As much as this weather keeps us inside, I highly recommend you take a walk around the outside of your house. Water is an extremely tenacious intruder and you need to keep an eye on it. How about some times on springtime tips to prevent water entering your home?
Look for areas that the water is pooling. Look for areas that the water could get into a door or window. Look for the source of water, such as an eavestrough or downspout.
Sometimes you can simply carve a trench in the snow or ice to give the water an easy retreat. See my pickaxe fun up above.
Ensure your eavestroughs and downspouts are clear at the top and bottom. Once they are flowing, make sure your downspouts have extensions to discharge as far from the house as is reasonably possible. A good rule of thumb is that it should be at least 6 feet, or at least one foot horizontally for every foot of depth of your foundation below grade.
Don’t just hope or assume your house is impenetrable. If there’s any chance at all the water might get in you want to plan for that. Make sure valuables are up off the basement floor by at least a small amount. That might make a difference between an annoying wet floor or the destruction of precious belongings.
It doesn’t hurt to install a few water sensors in areas that are most likely to suffer water infiltration. They can be standalone sensors or they can be connected to your alarm system or smart phone. They will alarm or send a signal if they get wet.
Test your sump pump regularly. If it isn’t working properly, replace it. The $1-200 to replace your pump is a heck of a lot lower than your $2000 water damage deductible. And that assumes your policy covers water damage.
While we’re on insurance, when was the last time you reviewed your insurance policy with your trusted insurance professional? Ask them about discounts for sump pumps, backflow preventing valves, etc.

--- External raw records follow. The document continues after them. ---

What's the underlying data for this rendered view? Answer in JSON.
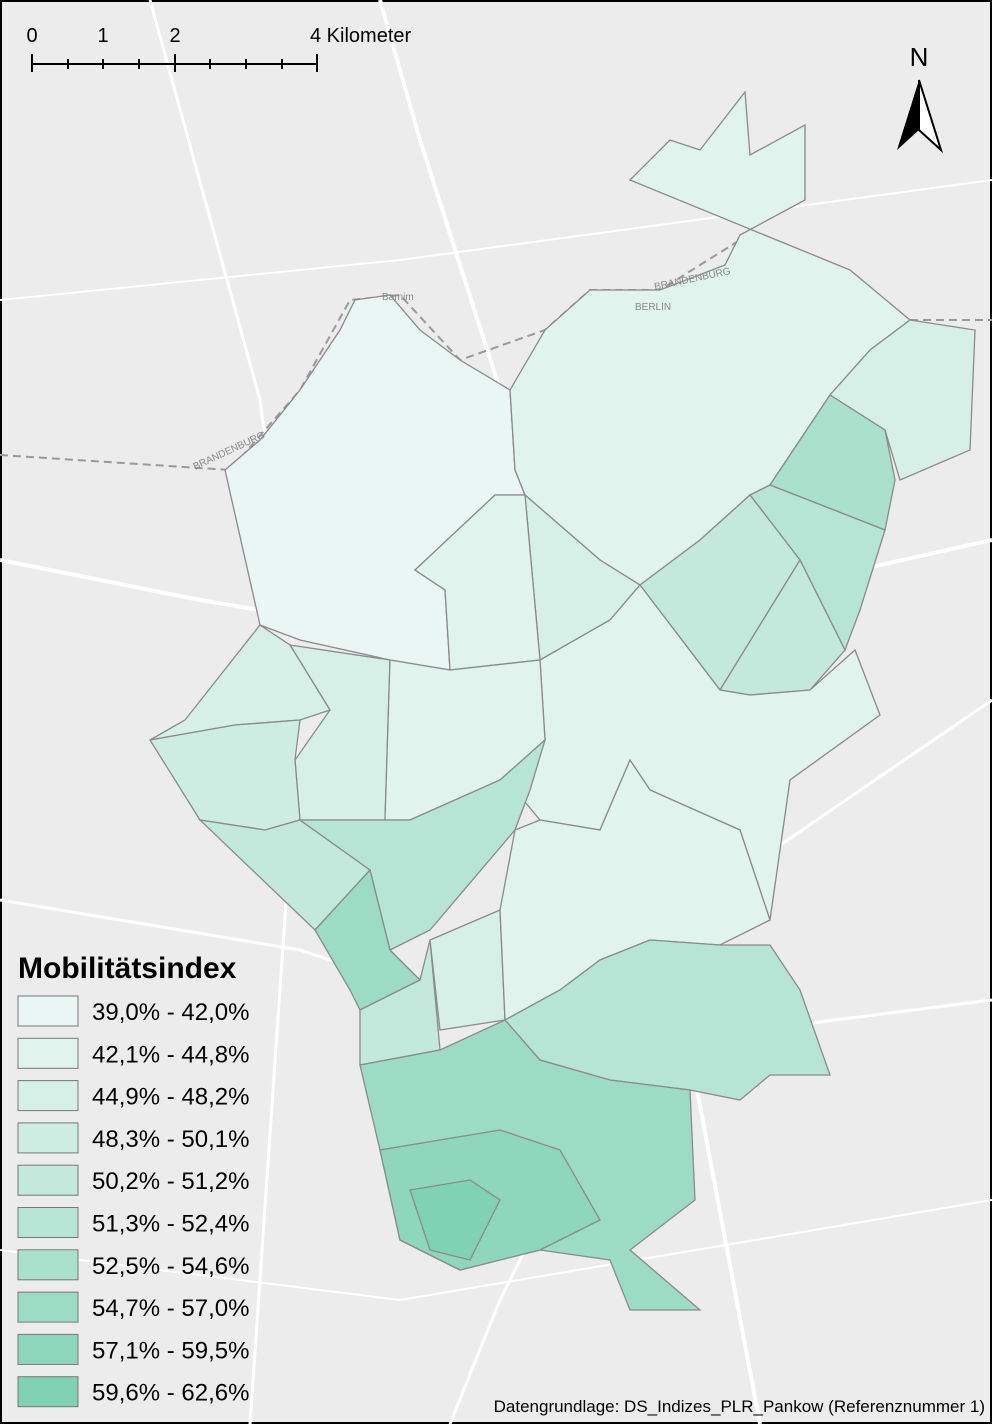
{
  "scale_bar": {
    "labels": [
      "0",
      "1",
      "2",
      "4 Kilometer"
    ]
  },
  "north_arrow": {
    "label": "N"
  },
  "basemap_labels": [
    "BRANDENBURG",
    "BERLIN",
    "Barnim",
    "BRANDENBURG"
  ],
  "legend": {
    "title": "Mobilitätsindex",
    "items": [
      {
        "label": "39,0% - 42,0%",
        "color": "#e9f6f3"
      },
      {
        "label": "42,1% - 44,8%",
        "color": "#e0f3ed"
      },
      {
        "label": "44,9% - 48,2%",
        "color": "#d6f0e7"
      },
      {
        "label": "48,3% - 50,1%",
        "color": "#cdede2"
      },
      {
        "label": "50,2% - 51,2%",
        "color": "#c2e9dc"
      },
      {
        "label": "51,3% - 52,4%",
        "color": "#b6e5d5"
      },
      {
        "label": "52,5% - 54,6%",
        "color": "#a9e1cd"
      },
      {
        "label": "54,7% - 57,0%",
        "color": "#9cdcc5"
      },
      {
        "label": "57,1% - 59,5%",
        "color": "#8ed7bd"
      },
      {
        "label": "59,6% - 62,6%",
        "color": "#80d2b4"
      }
    ]
  },
  "source": "Datengrundlage: DS_Indizes_PLR_Pankow (Referenznummer 1)"
}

Between snowmelt and spring rains, as well as sporadic freezing and thawing temperatures, there is a lot of opportunity for water to become an unexpected and unwanted intruder in your home. You should consider water to be much more of a threat to your home than fire or human shenanigans. A little bit of vigilance goes a long way to keeping water out and keeping your house safe.
And hey. Sometimes we find interesting things when the snow melts away. At a recent home inspection these shoes made themselves apparent after a winter hibernation.